Era um dia típico, deveria ser terça-feira ou não. Eu nunca tomava café da manhã, exceto se uma garrafa de vodca antes do almoço puder ser considerada uma refeição.

Eu já tinha passado dos 150 quilos e estava muito longe do meu peso ideal. Então mantinha uma dieta especial à base de vodca e cigarros que não estava apresentando muito resultado, mas pelo menos servia para me entreter. Aos 28 anos e sem emprego, não se tem muita coisa que possa fazer.
O bar era do meu pai, se é que se pode chamar de pai. Dona Margaret como gostava de ser chamado tornou-se travesti quando eu ainda era criança, minha mãe, descobriu sua homossexualidade e é claro, sumiu no mundo.
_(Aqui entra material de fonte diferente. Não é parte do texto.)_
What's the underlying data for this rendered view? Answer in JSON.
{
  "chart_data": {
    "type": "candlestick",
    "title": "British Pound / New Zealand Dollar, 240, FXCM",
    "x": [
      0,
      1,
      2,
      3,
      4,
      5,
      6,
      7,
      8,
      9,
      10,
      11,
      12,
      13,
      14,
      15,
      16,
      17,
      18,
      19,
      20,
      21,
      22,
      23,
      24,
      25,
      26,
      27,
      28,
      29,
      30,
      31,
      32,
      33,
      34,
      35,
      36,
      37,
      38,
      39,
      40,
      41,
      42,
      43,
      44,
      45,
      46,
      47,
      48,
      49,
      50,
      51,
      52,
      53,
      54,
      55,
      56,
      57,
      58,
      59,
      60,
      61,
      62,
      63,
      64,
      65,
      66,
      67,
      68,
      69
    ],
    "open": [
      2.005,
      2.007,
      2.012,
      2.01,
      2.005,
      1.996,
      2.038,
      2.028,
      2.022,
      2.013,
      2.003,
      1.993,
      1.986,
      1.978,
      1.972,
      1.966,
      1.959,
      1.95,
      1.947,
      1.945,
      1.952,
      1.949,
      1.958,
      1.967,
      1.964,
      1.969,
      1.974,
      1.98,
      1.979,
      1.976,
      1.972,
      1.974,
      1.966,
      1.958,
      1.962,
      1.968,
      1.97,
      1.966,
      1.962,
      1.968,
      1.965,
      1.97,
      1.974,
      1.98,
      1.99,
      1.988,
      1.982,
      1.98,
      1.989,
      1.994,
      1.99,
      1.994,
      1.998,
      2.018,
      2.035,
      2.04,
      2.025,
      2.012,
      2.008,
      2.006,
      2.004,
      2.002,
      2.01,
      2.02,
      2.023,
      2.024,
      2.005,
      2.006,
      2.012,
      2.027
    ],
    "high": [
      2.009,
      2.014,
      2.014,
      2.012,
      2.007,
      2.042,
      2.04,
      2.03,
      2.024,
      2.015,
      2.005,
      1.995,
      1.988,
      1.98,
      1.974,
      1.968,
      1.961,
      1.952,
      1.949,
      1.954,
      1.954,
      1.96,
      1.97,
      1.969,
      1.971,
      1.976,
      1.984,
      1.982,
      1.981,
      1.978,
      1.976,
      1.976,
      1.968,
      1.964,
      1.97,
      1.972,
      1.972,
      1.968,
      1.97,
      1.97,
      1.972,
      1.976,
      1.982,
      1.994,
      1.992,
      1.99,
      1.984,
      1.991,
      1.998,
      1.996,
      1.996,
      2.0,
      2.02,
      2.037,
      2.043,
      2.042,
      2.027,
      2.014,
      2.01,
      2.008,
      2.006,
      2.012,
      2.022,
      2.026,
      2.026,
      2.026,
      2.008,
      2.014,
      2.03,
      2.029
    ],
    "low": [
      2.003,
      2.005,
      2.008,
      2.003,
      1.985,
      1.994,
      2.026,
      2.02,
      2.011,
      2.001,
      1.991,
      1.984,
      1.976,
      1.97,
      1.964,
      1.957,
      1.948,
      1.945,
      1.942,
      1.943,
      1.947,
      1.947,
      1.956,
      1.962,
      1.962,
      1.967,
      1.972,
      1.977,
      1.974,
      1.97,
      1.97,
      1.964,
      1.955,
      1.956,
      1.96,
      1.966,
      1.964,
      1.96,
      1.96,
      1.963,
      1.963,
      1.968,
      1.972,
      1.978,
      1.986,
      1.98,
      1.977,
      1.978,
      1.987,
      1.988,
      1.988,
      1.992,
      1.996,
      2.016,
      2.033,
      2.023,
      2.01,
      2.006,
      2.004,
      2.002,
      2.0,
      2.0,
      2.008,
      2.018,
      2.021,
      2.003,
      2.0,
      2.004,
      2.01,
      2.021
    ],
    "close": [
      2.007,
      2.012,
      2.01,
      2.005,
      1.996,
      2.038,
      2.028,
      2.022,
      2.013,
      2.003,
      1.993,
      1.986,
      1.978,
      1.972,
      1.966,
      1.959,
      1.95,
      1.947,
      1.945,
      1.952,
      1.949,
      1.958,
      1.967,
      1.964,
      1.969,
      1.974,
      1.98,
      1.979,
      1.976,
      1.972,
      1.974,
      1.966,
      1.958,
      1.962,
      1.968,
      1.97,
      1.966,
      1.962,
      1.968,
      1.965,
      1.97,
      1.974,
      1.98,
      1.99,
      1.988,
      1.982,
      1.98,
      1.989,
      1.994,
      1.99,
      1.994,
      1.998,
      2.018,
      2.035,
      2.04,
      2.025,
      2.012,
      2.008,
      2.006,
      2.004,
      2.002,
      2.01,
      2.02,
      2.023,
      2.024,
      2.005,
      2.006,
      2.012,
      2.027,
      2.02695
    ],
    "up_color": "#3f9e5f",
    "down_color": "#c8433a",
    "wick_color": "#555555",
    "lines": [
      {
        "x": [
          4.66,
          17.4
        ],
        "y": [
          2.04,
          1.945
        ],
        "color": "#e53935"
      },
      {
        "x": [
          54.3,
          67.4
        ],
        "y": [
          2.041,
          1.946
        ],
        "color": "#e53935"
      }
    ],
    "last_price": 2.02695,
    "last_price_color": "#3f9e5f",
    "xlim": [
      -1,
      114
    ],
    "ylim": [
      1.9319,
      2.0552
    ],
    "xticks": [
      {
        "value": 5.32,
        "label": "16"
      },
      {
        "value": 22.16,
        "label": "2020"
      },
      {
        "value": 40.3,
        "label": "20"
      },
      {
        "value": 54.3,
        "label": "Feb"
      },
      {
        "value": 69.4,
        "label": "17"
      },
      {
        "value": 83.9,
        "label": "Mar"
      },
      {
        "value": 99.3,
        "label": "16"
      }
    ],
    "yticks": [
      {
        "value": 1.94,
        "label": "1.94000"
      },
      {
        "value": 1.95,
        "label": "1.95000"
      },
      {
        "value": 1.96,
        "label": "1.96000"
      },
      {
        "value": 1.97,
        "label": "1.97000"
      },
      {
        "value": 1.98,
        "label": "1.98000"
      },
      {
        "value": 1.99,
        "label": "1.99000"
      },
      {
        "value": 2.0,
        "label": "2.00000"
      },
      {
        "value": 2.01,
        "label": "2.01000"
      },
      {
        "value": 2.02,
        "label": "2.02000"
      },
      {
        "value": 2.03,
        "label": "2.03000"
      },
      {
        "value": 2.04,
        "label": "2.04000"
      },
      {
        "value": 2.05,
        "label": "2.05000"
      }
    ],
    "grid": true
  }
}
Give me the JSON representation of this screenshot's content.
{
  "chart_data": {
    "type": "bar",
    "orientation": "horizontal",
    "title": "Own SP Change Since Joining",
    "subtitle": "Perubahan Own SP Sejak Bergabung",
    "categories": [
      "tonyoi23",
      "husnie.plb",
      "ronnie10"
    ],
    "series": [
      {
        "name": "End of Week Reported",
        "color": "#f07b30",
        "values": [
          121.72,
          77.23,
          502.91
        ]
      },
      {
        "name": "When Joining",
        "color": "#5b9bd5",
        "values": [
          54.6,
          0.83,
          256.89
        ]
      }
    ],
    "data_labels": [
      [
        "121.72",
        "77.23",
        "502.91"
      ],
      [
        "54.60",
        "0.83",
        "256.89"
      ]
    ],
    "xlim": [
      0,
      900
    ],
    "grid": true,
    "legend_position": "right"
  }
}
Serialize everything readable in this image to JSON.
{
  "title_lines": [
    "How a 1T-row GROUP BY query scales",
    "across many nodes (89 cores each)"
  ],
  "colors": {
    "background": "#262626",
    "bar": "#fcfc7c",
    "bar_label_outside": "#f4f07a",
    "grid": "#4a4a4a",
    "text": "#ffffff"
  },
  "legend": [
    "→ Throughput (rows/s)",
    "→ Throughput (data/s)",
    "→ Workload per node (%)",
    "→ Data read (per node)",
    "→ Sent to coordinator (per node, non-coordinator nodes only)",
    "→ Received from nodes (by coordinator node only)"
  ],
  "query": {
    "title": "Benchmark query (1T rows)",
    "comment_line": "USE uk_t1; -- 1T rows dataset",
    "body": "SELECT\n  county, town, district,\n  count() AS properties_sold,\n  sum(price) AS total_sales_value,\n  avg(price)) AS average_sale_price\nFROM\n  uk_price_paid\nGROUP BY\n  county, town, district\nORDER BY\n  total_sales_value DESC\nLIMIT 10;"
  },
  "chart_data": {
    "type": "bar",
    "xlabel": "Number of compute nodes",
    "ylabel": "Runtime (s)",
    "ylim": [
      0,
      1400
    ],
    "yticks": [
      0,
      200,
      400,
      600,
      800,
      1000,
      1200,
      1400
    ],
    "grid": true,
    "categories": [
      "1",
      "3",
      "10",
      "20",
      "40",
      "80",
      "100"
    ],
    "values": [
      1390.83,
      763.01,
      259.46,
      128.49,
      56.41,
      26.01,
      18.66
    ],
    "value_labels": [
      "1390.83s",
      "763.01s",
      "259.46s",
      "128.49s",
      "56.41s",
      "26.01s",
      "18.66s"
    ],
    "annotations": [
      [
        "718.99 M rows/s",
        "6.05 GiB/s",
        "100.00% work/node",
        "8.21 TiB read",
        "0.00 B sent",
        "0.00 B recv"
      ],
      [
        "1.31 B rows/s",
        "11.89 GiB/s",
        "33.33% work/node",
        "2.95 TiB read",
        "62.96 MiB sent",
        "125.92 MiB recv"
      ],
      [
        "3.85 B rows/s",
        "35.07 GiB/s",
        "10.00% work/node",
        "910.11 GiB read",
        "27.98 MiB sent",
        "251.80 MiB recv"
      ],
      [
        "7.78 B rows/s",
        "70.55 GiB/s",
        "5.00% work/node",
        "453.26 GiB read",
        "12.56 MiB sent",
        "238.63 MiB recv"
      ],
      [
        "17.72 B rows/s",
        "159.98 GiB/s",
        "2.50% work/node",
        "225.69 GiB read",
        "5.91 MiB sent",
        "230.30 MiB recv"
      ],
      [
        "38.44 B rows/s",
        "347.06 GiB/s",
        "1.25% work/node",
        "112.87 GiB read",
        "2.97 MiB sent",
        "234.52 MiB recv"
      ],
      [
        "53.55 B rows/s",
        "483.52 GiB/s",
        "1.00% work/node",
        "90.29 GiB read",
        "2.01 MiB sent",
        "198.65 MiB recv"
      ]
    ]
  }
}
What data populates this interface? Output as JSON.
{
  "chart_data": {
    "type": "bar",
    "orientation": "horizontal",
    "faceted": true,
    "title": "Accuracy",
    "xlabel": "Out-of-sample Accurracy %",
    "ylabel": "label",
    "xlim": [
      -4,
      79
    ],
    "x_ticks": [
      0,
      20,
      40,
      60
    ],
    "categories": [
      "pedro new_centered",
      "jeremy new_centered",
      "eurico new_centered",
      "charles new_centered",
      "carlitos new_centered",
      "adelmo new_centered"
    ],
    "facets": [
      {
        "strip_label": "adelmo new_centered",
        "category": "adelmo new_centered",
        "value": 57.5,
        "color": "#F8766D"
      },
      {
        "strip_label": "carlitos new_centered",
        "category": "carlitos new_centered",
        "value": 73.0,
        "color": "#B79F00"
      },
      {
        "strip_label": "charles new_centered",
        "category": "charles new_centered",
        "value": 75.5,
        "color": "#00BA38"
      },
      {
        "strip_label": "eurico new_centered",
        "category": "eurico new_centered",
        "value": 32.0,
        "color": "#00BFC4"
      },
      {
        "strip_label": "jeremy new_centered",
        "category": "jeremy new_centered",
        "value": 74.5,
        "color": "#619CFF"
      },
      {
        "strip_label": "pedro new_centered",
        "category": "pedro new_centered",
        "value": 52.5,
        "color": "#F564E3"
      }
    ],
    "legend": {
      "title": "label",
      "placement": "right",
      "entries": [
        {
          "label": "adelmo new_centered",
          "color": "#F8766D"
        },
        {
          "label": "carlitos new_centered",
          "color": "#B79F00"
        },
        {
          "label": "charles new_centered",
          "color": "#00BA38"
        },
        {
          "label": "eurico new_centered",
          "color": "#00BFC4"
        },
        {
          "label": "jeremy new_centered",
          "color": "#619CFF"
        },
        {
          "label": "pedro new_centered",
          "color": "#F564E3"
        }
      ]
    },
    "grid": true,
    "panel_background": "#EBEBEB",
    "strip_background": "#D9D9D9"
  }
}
Só não fiz o mesmo por ser covarde demais.

Então, quando meu pai, ou minha mãe, ou seja lá o que for, precisa ir ao banco eu tomo conta do bar. É o máximo de trabalho que já tive na vida.

- Lalau meu filho, pare de beber tão cedo e vá comer algo.

 - CALA A BOCA SEU TRAVECO!

Era assim nossa relação entre pai e filho.
Eu o odiava e ele fingia me amar. Na escola eu cansei de apanhar por ter um pai travesti. As garotas me olhavam com asco por isso e eu tive de aprender a me virar. Já não bastava eu ser gordo como um porco?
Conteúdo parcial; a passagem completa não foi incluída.